Qualitative analysis of a reaction-diffusion SIRS epidemic model with nonlinear incidence rate and partial immunity.

Abstract

In this paper, a reaction-diffusion SIRS epidemic model with nonlinear incidence rate and partial immunity in a spatially heterogeneous environment is proposed. The well-posedness of the solution is firstly established. Then the basic reproduction number R0 is defined and a threshold dynamics is obtained. That is, when R0<1, the disease-free steady state is locally stable, which implies that the disease is extinct, when R0>1, the disease is permanent, and there exists at least one positive steady state solution.
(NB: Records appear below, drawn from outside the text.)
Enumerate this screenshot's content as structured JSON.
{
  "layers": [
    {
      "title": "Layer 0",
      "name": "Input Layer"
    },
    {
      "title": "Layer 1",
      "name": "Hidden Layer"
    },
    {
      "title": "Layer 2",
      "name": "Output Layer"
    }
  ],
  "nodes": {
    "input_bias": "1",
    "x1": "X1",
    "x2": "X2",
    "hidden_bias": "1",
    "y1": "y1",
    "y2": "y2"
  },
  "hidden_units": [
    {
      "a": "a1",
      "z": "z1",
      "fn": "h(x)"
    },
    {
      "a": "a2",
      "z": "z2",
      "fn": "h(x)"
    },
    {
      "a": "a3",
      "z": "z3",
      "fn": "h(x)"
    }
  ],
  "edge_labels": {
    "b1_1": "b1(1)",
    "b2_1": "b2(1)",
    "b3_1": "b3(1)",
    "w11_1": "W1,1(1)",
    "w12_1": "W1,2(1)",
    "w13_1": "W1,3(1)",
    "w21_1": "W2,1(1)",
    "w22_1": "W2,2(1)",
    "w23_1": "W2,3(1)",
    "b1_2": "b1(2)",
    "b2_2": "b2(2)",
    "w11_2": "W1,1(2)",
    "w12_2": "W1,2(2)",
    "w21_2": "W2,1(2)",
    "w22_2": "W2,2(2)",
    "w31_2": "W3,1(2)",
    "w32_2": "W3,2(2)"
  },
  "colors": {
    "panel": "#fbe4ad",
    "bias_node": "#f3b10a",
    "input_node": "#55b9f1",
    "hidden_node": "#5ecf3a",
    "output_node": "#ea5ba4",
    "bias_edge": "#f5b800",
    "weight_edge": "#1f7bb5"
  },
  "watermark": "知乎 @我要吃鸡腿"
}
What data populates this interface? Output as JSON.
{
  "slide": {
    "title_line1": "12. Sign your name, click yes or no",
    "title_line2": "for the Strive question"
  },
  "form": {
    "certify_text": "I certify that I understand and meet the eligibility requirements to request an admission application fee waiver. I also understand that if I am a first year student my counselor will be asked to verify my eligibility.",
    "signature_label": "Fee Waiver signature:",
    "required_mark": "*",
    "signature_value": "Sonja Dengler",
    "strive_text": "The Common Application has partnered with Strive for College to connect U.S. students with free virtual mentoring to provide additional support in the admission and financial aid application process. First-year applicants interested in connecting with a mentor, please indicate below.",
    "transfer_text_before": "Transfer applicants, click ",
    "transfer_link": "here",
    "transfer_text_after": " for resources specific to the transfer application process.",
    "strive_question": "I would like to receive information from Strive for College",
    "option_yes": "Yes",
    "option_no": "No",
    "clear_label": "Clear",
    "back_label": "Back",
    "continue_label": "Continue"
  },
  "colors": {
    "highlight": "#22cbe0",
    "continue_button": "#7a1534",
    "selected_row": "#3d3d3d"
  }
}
Finally, the asymptotic profiles of the positive steady state solution as individuals disperse at small and large rates are investigated. Furthermore, as an application of theoretical analysis, a numerical example involving the spread of influenza is discussed. Based on the numerical simulations, we find that the increase of transmission rate and spatial heterogeneity can enhance the risk of influenza propagation, and the increase of diffusion rate, saturation incidence for susceptible and recovery rate can reduce the risk of influenza propagation. Therefore, we propose to reduce the flow of people to lower the effect of spatial heterogeneity, increase the transfer of infected individuals to hospitals in surrounding areas to increase the diffusion rate, and increase the construction of public medical resources to increase the recovery rate for controlling influenza propagation.